Diasingkan? Pantas saja Aksen baru melihat anak itu untuk pertama kali ditempat ini. Padahal sesering mungkin ia pulang ke rumah, meskipun beberapa bulan ini ia lebih senang tinggal di Apartemen.

Ara menghiraukan, kemudian melempar tasnya begitu saja keatas lantai. Waktu telah menunjukkan jam 12 malam saat itu, tetapi ia begitu santainya berjalan ditrotoar sana sembari bersenandung ria. Ia tak ingin lagi menganggu banyak orang yang akan mengistirahatkan diri sejenak, disaat waktu yang akan segera menjelang pagi.

Ara langsung menjatuhkan dirinya, kemudian siap memejamkan mata dengan tas sebagai tumpuan kepalanya. Ia tak ingin bertengkar pada malam-malam larut seperti ini, terlebih lagi ia sudah terlalu lelah karena seharian penuh ini, ia memiliki banyak urusan. Untuk itu, ia memilih diam saja, dan berusaha untuk tidur dengan ala kadarnya.

"Ara?!" bentak Papahnya yang sudah tak tekontrol lagi. Bahkan Mamahnya yang baru saja bangun dari pejaman matanya, langsung saja turun ke bawah untuk menenangkan suaminya itu.

Ara dengan pejaman matanya tersenyum sinis. Dinginnya lantai, tak pernah membuatnya langsung menggigil. Seolah-olah ia tahan, dan sudah berpengalaman dengan keadaan seperti itu. Ara tentu saja tak terlalu kedinginan dengan udara yang sejuk itu.

"Tahu nggak Pah... Selain Papah penuh ambisi, Papah juga terlalu otoriter. Salah jika aku dari kecil udah nakal? Saat itu aku masih kecil dan nggak tau apa-apa Pah. Cukup ajari aku bagaimana caranya bersikap layaknya anak kebanyakan. Yang dulu Papah lakuin cuma bisnis, bisnis, dan bisnis. Bahkan semenjak Reval lahirpun dan hampir masuk sekolah, Papah nggak pernah ada waktu!"

"Ara, masuk kamar!" seru Mamahnya yang baru saja sampai diambang pintu. Membuat suaminya yang hendak melakukan sesuatu, langsung melirik tajam kearah sang isteri.

Ara tak bergeming. Ia masih setia memejamkan matanya, tanpa ada niatan untuk membukanya. Namun dalam hatinya, ia sedikit bersorak kesal. Sampai kapan Mamahnya itu selalu mengganggu niat Papahnya? Ia ingin sekali membuat Papahnya berubah.

"Ara! Jangan membantah Mamah?!" kali ini bentakan Mamah yang keluar dari mulutnya.

Ara langsung membuka matanya mendengar itu, kemudian melirik kearah duanya. Tak ada tatapan bersahabat, tapi hanya satu yang Ara inginkan. Cepat-cepatlah mereka pergi dari hadapannya, Ara sudah muak. Bukannya mencari tahu, yang Papahnya lakukan cuma bisa marah dan marah saja.
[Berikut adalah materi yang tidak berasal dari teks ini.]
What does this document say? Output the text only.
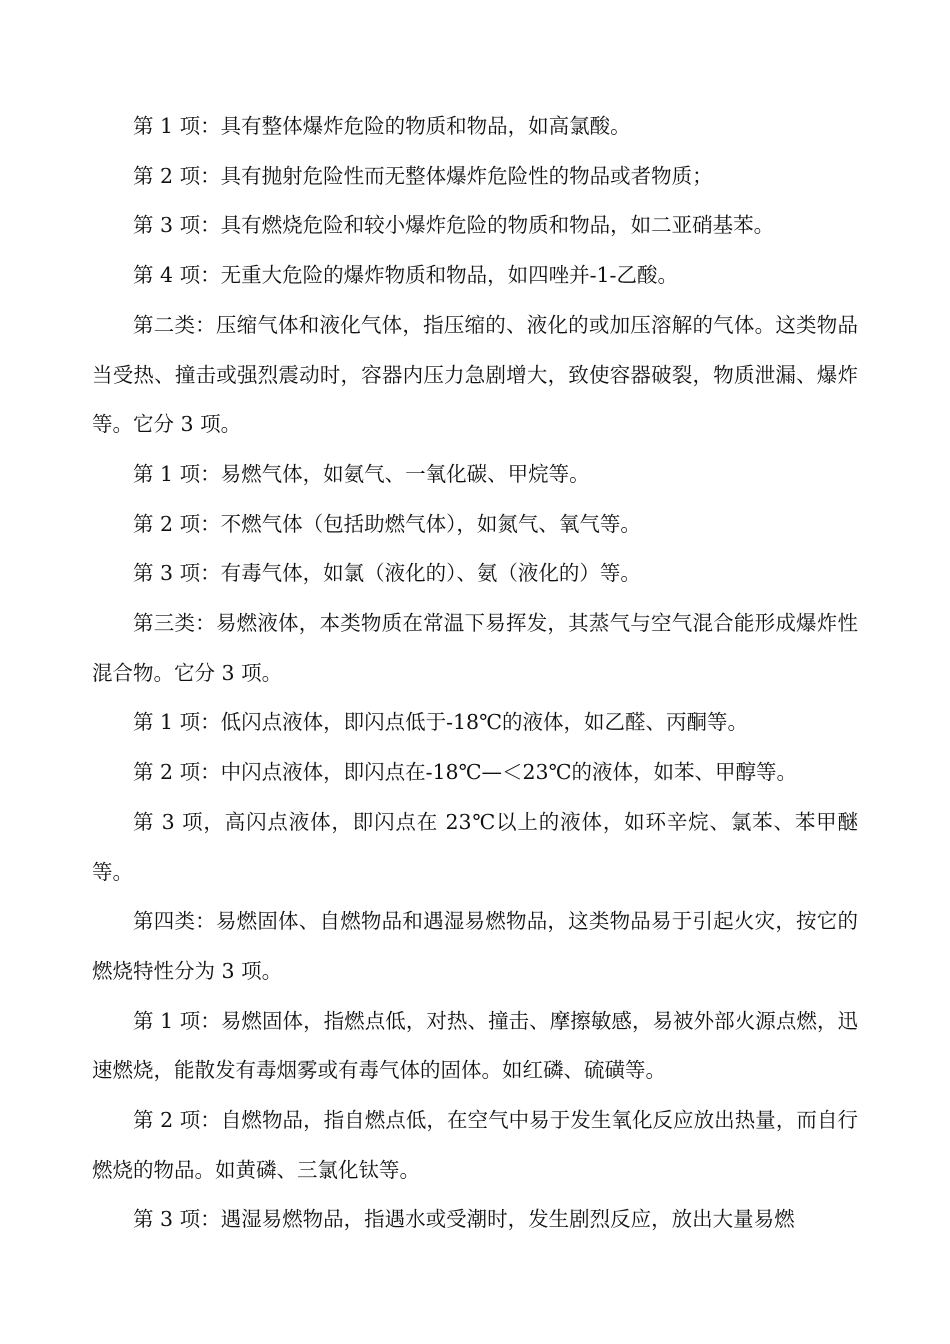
第 1 项：具有整体爆炸危险的物质和物品，如高氯酸。

第 2 项：具有抛射危险性而无整体爆炸危险性的物品或者物质；

第 3 项：具有燃烧危险和较小爆炸危险的物质和物品，如二亚硝基苯。

第 4 项：无重大危险的爆炸物质和物品，如四唑并-1-乙酸。

第二类：压缩气体和液化气体，指压缩的、液化的或加压溶解的气体。这类物品当受热、撞击或强烈震动时，容器内压力急剧增大，致使容器破裂，物质泄漏、爆炸等。它分 3 项。

第 1 项：易燃气体，如氨气、一氧化碳、甲烷等。

第 2 项：不燃气体（包括助燃气体），如氮气、氧气等。

第 3 项：有毒气体，如氯（液化的）、氨（液化的）等。

第三类：易燃液体，本类物质在常温下易挥发，其蒸气与空气混合能形成爆炸性混合物。它分 3 项。

第 1 项：低闪点液体，即闪点低于-18℃的液体，如乙醛、丙酮等。

第 2 项：中闪点液体，即闪点在-18℃—＜23℃的液体，如苯、甲醇等。

第 3 项，高闪点液体，即闪点在 23℃以上的液体，如环辛烷、氯苯、苯甲醚等。

第四类：易燃固体、自燃物品和遇湿易燃物品，这类物品易于引起火灾，按它的燃烧特性分为 3 项。

第 1 项：易燃固体，指燃点低，对热、撞击、摩擦敏感，易被外部火源点燃，迅速燃烧，能散发有毒烟雾或有毒气体的固体。如红磷、硫磺等。

第 2 项：自燃物品，指自燃点低，在空气中易于发生氧化反应放出热量，而自行燃烧的物品。如黄磷、三氯化钛等。

第 3 项：遇湿易燃物品，指遇水或受潮时，发生剧烈反应，放出大量易燃
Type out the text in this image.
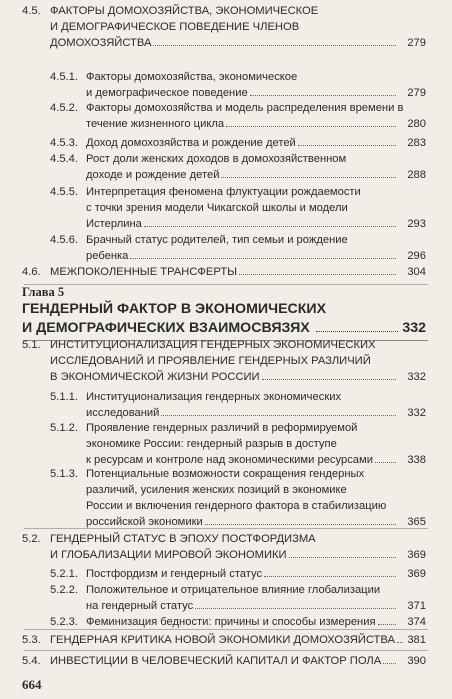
4.5. ФАКТОРЫ ДОМОХОЗЯЙСТВА, ЭКОНОМИЧЕСКОЕ
И ДЕМОГРАФИЧЕСКОЕ ПОВЕДЕНИЕ ЧЛЕНОВ
ДОМОХОЗЯЙСТВА	279
4.5.1. Факторы домохозяйства, экономическое
и демографическое поведение	279
4.5.2. Факторы домохозяйства и модель распределения времени в
течение жизненного цикла	280
4.5.3. Доход домохозяйства и рождение детей	283
4.5.4. Рост доли женских доходов в домохозяйственном
доходе и рождение детей	288
4.5.5. Интерпретация феномена флуктуации рождаемости
с точки зрения модели Чикагской школы и модели
Истерлина	293
4.5.6. Брачный статус родителей, тип семьи и рождение
ребенка	296
4.6. МЕЖПОКОЛЕННЫЕ ТРАНСФЕРТЫ	304
Глава 5
ГЕНДЕРНЫЙ ФАКТОР В ЭКОНОМИЧЕСКИХ
И ДЕМОГРАФИЧЕСКИХ ВЗАИМОСВЯЗЯХ	332
5.1. ИНСТИТУЦИОНАЛИЗАЦИЯ ГЕНДЕРНЫХ ЭКОНОМИЧЕСКИХ
ИССЛЕДОВАНИЙ И ПРОЯВЛЕНИЕ ГЕНДЕРНЫХ РАЗЛИЧИЙ
В ЭКОНОМИЧЕСКОЙ ЖИЗНИ РОССИИ	332
5.1.1. Институционализация гендерных экономических
исследований	332
5.1.2. Проявление гендерных различий в реформируемой
экономике России: гендерный разрыв в доступе
к ресурсам и контроле над экономическими ресурсами	338
5.1.3. Потенциальные возможности сокращения гендерных
различий, усиления женских позиций в экономике
России и включения гендерного фактора в стабилизацию
российской экономики	365
5.2. ГЕНДЕРНЫЙ СТАТУС В ЭПОХУ ПОСТФОРДИЗМА
И ГЛОБАЛИЗАЦИИ МИРОВОЙ ЭКОНОМИКИ	369
5.2.1. Постфордизм и гендерный статус	369
5.2.2. Положительное и отрицательное влияние глобализации
на гендерный статус	371
5.2.3. Феминизация бедности: причины и способы измерения	374
5.3. ГЕНДЕРНАЯ КРИТИКА НОВОЙ ЭКОНОМИКИ ДОМОХОЗЯЙСТВА 381
5.4. ИНВЕСТИЦИИ В ЧЕЛОВЕЧЕСКИЙ КАПИТАЛ И ФАКТОР ПОЛА 390
664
"Kenapa?" hanya itu yang keluar dari mulut Ara dengan tubuh yang masih terbaring penuh.

"Dasar anak nggak tahu diuntung! Nggak cukup selama ini kamu jadi berandalan!" bentak Papahnya yang sudah maju mendekati Ara yang langsung bangkit dari rebahannya. Seolah ia menantang kembali rasa emosi yang Papahnya miliki.

"Iya, Ara nggak pernah diuntung untuk hal ini! Kenapa? Papah tahu nggak apa yang dilakuin Ara sampai larut malam begini hah?" Ara menjeda kalimatnya, "Satu hal yang harus Papah tahu, bukan berarti Ara berandalan. Ara masih tahu batasan dan tahu cara menjaga diri."

Papahnya sudah mengangkat tangannya bersiap untuk menampar. Refleks, Ara langsung menutup matanya dengan sedikit getaran aneh dalam hatinya.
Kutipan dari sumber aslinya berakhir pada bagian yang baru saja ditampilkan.